Nel finale, magistrale, la narrazione torna al luogo di partenza, sfigurato: cosa ci resta dei ricordi d’infanzia dopo che con essi si è combattuta una guerra, sicuramente giusta, coraggiosa, ma altrettanto ingiusta se collocata in un ambito differente? È compito di uno dei bambini riportare il legame nel luogo dell’origine, mediante uno slittamento delirante, ovvero lucidissimo, decontestualizzato e per questo rivelatore.

Pertanto, attraverso questa lettura, su quale scaffale si colloca, per me, nel segreto del mio animo, questo romanzo? Lo collocherei nel reparto, vasto, scuro e mai abbastanza esplorato, della paura ancestrale dell’uomo moderno. La narrazione, col suo apparire quasi decontestualizzata, mancando un dove e un quando immediatamente individuabili, sembrerebbe parlare di archetipi, cui ognuno può dare i connotati che sente più rappresentativi.

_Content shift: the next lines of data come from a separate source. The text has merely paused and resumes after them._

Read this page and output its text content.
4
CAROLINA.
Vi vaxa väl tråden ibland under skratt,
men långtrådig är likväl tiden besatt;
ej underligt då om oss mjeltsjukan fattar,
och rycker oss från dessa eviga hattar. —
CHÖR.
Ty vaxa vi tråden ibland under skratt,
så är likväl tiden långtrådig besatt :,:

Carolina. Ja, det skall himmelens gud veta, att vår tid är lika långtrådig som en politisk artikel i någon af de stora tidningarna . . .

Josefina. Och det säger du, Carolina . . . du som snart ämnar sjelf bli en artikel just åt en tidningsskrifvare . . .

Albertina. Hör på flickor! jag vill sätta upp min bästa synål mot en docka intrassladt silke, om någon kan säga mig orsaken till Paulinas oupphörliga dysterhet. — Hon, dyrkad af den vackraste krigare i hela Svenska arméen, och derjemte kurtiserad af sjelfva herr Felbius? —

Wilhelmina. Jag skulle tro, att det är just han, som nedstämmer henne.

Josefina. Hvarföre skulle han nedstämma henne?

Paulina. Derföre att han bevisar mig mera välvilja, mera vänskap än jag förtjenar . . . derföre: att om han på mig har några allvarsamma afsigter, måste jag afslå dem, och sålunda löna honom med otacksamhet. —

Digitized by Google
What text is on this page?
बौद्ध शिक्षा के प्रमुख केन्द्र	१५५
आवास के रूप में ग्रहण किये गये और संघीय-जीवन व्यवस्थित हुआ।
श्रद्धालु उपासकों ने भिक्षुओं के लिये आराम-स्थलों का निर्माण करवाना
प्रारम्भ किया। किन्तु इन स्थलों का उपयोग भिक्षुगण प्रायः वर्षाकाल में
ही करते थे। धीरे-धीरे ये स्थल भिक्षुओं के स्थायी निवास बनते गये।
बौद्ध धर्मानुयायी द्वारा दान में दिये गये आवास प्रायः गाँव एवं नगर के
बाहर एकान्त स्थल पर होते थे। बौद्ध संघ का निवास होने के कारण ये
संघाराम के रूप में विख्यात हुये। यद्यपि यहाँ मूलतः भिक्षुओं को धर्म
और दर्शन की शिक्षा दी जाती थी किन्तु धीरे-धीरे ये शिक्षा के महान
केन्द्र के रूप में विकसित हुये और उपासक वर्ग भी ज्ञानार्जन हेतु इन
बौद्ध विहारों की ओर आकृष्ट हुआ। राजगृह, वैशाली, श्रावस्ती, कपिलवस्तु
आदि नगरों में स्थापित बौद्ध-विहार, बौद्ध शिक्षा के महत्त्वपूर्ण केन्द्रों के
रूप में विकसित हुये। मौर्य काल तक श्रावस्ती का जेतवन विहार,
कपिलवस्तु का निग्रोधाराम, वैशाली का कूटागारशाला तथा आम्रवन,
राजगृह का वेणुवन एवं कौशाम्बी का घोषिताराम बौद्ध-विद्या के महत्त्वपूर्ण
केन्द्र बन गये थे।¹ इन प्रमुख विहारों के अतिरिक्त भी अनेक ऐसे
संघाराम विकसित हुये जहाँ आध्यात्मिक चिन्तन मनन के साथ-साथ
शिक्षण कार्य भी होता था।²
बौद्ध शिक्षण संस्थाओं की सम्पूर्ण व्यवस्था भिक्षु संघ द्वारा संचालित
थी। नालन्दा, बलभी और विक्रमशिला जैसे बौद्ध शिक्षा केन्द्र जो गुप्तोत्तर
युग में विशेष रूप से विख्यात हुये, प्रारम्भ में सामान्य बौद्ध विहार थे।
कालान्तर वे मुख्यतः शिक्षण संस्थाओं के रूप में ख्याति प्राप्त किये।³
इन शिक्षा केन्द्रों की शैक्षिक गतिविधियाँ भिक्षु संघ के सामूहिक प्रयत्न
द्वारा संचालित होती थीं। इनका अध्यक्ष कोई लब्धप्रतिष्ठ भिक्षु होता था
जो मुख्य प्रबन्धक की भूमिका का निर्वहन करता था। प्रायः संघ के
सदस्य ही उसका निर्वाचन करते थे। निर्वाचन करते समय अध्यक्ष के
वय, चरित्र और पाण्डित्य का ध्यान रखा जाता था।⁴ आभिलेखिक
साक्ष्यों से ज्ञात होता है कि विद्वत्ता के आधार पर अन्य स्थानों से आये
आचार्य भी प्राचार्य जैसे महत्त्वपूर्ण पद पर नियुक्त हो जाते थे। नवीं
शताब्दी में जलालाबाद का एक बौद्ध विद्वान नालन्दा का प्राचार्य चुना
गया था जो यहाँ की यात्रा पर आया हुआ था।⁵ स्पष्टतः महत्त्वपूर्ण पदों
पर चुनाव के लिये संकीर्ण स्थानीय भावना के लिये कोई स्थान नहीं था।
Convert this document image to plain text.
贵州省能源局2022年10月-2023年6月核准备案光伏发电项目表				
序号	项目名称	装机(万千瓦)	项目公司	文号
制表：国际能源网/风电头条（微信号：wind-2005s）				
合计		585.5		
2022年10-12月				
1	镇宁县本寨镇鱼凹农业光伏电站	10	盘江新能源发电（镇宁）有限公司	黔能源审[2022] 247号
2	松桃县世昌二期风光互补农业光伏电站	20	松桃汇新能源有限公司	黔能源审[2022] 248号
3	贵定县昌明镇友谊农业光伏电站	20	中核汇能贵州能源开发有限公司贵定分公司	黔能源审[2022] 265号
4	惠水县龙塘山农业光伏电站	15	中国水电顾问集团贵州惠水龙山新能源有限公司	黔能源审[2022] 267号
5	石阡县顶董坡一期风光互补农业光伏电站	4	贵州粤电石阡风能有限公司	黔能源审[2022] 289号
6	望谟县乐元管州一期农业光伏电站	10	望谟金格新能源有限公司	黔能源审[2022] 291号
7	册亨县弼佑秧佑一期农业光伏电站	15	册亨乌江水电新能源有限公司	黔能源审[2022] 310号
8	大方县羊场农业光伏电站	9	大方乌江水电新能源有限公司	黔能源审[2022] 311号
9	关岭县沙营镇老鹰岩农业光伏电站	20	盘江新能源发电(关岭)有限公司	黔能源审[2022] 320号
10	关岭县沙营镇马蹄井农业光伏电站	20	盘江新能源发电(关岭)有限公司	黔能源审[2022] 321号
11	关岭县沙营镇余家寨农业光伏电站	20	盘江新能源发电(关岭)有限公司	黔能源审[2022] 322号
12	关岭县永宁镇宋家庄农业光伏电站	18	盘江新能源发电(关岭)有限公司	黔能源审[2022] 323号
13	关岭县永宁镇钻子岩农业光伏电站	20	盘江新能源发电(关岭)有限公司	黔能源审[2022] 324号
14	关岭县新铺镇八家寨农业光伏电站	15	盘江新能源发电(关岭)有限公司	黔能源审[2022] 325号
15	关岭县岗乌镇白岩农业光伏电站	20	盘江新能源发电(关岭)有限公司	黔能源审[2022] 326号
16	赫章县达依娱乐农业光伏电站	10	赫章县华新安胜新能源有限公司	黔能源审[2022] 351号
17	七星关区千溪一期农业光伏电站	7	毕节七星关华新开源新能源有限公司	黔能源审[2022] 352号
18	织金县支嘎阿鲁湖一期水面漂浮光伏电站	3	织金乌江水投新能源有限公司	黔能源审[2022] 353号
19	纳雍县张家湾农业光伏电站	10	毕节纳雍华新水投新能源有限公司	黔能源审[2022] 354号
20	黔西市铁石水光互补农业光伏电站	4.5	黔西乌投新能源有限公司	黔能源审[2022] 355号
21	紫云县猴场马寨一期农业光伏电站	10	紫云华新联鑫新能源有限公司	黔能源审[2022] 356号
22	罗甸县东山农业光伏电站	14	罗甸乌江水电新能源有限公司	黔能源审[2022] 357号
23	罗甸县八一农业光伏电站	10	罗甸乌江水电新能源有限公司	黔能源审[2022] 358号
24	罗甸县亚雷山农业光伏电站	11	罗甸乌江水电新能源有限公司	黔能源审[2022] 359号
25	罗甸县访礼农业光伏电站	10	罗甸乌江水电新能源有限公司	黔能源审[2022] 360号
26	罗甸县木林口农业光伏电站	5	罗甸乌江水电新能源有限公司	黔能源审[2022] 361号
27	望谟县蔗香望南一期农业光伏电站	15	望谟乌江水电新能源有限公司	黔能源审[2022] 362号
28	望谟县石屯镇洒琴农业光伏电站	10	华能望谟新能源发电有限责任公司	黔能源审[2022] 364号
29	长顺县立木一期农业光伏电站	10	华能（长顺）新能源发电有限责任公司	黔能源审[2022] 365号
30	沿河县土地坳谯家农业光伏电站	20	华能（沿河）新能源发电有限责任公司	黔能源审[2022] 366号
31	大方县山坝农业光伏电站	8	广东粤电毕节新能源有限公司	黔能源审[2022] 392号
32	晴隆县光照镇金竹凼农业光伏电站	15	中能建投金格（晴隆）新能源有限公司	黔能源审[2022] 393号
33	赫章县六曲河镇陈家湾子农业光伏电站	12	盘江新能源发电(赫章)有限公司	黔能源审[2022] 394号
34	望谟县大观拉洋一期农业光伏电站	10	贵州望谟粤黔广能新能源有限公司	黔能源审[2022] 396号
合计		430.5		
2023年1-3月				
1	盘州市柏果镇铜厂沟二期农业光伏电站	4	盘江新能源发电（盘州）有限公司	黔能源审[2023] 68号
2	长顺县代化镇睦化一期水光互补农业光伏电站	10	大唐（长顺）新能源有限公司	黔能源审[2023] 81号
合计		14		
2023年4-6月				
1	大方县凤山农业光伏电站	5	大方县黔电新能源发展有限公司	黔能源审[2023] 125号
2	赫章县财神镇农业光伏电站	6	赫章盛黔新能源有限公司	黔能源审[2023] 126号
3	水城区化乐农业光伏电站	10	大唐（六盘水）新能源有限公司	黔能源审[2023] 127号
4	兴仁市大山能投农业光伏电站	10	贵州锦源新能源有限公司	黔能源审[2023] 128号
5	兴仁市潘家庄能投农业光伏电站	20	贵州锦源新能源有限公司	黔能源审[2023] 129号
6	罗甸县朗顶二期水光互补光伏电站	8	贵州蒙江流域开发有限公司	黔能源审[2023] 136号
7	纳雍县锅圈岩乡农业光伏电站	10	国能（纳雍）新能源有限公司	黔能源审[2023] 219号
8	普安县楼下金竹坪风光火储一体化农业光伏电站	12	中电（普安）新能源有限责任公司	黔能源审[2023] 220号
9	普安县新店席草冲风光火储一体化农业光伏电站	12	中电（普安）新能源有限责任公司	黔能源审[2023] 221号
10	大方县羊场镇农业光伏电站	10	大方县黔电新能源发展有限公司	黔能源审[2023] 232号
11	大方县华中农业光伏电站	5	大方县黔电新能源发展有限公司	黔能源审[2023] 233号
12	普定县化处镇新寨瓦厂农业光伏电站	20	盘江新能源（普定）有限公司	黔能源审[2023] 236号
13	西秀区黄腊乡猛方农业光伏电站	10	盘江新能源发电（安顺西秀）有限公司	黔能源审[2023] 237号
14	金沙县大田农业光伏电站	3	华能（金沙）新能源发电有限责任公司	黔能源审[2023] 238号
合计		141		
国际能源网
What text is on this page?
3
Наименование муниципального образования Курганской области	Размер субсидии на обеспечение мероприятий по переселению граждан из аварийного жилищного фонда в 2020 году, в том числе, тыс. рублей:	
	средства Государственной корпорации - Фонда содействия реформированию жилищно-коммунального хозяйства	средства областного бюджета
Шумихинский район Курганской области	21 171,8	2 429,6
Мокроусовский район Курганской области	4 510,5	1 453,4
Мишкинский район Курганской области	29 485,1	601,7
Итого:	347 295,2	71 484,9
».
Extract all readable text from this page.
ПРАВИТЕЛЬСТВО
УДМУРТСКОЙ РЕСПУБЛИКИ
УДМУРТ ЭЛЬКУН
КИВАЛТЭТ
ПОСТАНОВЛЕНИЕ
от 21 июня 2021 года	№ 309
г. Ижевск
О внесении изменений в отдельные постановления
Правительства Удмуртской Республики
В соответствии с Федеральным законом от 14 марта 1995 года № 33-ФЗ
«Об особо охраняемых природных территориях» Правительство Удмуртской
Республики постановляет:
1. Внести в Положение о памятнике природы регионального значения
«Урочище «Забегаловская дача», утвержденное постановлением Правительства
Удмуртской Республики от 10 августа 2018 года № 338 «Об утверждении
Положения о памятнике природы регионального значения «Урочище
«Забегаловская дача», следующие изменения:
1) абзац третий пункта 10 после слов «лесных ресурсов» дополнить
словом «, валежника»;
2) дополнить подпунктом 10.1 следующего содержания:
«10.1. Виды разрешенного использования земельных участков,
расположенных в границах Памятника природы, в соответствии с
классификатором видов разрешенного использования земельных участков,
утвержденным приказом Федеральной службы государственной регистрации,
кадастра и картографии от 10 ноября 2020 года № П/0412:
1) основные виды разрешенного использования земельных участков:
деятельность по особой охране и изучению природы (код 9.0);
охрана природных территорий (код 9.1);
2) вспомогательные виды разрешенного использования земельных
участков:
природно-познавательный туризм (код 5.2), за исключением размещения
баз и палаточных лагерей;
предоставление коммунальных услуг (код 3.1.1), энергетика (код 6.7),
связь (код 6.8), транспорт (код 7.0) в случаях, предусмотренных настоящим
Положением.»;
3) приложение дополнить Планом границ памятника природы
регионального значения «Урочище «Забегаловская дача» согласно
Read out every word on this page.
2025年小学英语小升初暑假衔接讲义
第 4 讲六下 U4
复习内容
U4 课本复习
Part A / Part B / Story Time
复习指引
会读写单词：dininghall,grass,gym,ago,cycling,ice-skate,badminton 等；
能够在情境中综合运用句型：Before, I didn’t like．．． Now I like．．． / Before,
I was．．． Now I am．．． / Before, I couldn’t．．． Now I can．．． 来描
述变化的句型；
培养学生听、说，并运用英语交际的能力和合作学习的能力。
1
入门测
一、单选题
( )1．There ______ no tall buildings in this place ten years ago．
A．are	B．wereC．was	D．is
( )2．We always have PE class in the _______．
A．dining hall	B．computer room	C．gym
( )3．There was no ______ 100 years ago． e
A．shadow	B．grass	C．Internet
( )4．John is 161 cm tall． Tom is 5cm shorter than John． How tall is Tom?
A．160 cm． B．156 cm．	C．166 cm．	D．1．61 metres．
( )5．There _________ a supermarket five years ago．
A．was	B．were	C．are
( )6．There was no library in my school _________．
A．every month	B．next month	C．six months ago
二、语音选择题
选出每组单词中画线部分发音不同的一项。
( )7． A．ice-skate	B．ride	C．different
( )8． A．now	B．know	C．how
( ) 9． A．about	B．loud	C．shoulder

La prima paura che si incontra, nella vita e in questo romanzo, e credo di poter affermare che ha accomunato ciascuno di noi, è quella ancestrale della perdita della madre, ovvero del rifugio e dell’abbraccio. Perdita rimpiazzata dai protagonisti del libro con una sorta di simulacro, una casa feticcio capace di ridare un senso alla fanciullezza, sebbene poi questo senso, a tratti, si riveli per quello che è, un altrove timoroso in una provvisorietà. Questo obbliga ad inventare mille madri per sentirsi figli e fratelli, rivelando così la vera e profonda essenza di quel che si chiama “famiglia”: l’amore e l’appartenenza. Uscendo dal rifugio dell’orfanatrofio si va incontro a quello che è uno dei più sentiti timori del nostro tempo, giunto a noi dai millenni, quello della guerra, che stravolge famiglie, sicurezze, fa piantare un pugnale nel petto di chi si è dimostrato amico, o addirittura fratello. Ma anche capace di ingenerare una paura speculare, come una vertigine, quella di sentirsi in pace solo nella sopraffazione, amare l’ebbrezza estrema dei gesti forti e risolutivi, congiungersi in una funzione capace di sostituire l’identità; cui fa da corollario il terrore della non vittoria, di arrivare a piantare la bandiera della propria appartenenza su un terreno usurpato, sul quale ancora ci sono i segni, addirittura i cadaveri, a indicare il prezzo pagato per il trionfo, duplice e beffardo, definitivo ed effimero. Nell’ultima delle tre parti, quella dell’età matura, del raccolto e del riposo, fa capolino un’altra paura umana, quella terribile del non appartenere, del non essere appartenuti, e basta un fioco lume in lontananza per far accorrere a rinsaldare un legame che sembrava non essere mai esistito prima di essere spezzato.

 

Un romanzo molto bello questo di Michele Cocchi, in cui traspare l’esperienza, dello scrittore e dello studioso della mente umana, nel tratteggiare personaggi quasi epici portatori dell’essere di chiunque. Il collante della vicenda è un linguaggio semplice, lineare, spoglio di orpelli o vezzi e per questo forte di una lunga tradizione, capace di portare la narrazione fuori di un tempo ben preciso e collocarlo direttamente nella sfera dell’esperienza, del vissuto. Ecco, allora, su quest’ultima riflessione, un sunto della lettura potrebbe proprio essere nel dire di questo romanzo che è un libro che vive e pulsa accanto al lettore, lo rende partecipe e dopo l’ultima pagina si colloca direttamente nel vissuto, come una esperienza, anche dura, ma necessaria.